Adolf Hitler eist, als revanche, dat de besprekingen en de ondertekening van de wapenstilstand gehouden worden op exact dezelfde locatie in het Bos van Compiègne als deze van 11 november 1918 die een einde maakte aan de Eerste Wereldoorlog. Van de open plek in het bos nabij Rethondes waar de ondertekening in 1918 gebeurde hebben de Fransen ondertussen een herdenkingsplaats gemaakt waarbij het destijds gebruikte rijtuig tentoongesteld werd in een speciaal hiervoor ontworpen gebouw. De Organisation Todt wordt ingezet om de wagon uit het gebouw te breken en de nodige sporen aan te leggen om de wagon weer precies op dezelfde plaats te zetten. Na afloop van de onderhandelingen werd het rijtuig naar Berlijn gebracht en de herdenkingsplek zoals aangelegd door de Fransen volledig vernield, met uitzondering van het standbeeld van maarschalk Foch.

De delegaties

Ribbentrop, Keitel, Göring, Hess, Hitler, Raeder en Brauchitsch, bij het Wapenstilstandsrijtuig op 21 juni.

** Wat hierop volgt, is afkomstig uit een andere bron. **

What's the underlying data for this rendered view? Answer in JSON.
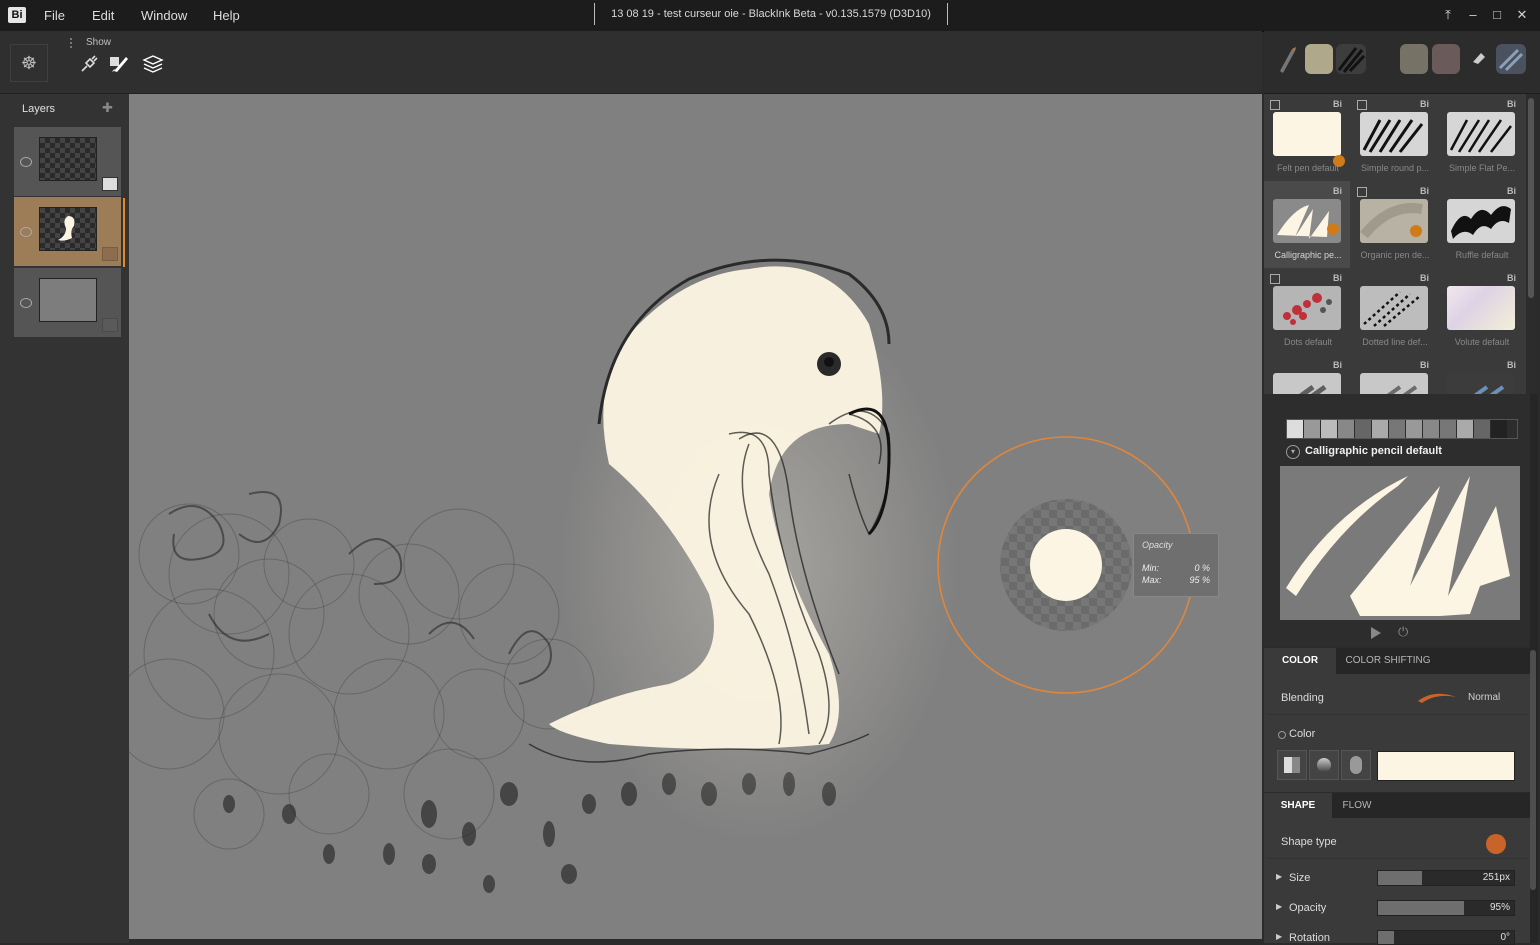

Op 21 juni 1940, bij de openingsceremonie van de onderhandelingen is Hitler aanwezig in het gezelschap van verschillende nazidignitarissen; Rudolf Hess, Hermann Göring, Joachim von Ribbentrop en als militairen Erich Raeder, Walther von Brauchitsch en als leider van de onderhandelingen Wilhelm Keitel. Na de preambule voorgelezen door Keitel in naam van de Führer en het overhandigen van de voorwaarden verlaten alle Duitsers op Keitel en zijn tolk Schmidt na de onderhandelingen. Generaal Jodl en enkele officieren vervoegen zich op dat ogenblik bij Keitel bij het begin van de eigenlijke besprekingen. Aan Franse zijde wordt de delegatie geleid door generaal Huntziger, bijgestaan door luchtmachtgeneraal Bergeret, viceadmiraal Le Luc en ambassadeur Léon Noël.

De onderhandelingen

Voor zijn vertrek naar Rethondes wordt generaal Huntzinger ontvangen door maarschalk Philippe Pétain die, sinds 17 juni, Paul Reynaud heeft vervangen als regeringsleider en zijn nieuwe minister van Defensie Weygand en van Buitenlandse Zaken Paul Baudouin. Tijdens dit onderhoud geeft Pétain als instructies mee dat de onderhandelingen onmiddellijk dienen afgebroken indien Duitsland volgende eisen zou stellen:

Parallel aan deze richtlijnen stelt het ministerie van Buitenlandse Zaken een bijkomende nota die bovenop de voorwaarden gesteld door Pétain, enerzijds ook de overdracht van de luchtmacht uitsluit en anderzijds het behoud van de Franse instellingen en de integriteit van het territorium eist, waarbij gepreciseerd wordt dat dit specifiek Elzas-Lotharingen en Corsica betreft.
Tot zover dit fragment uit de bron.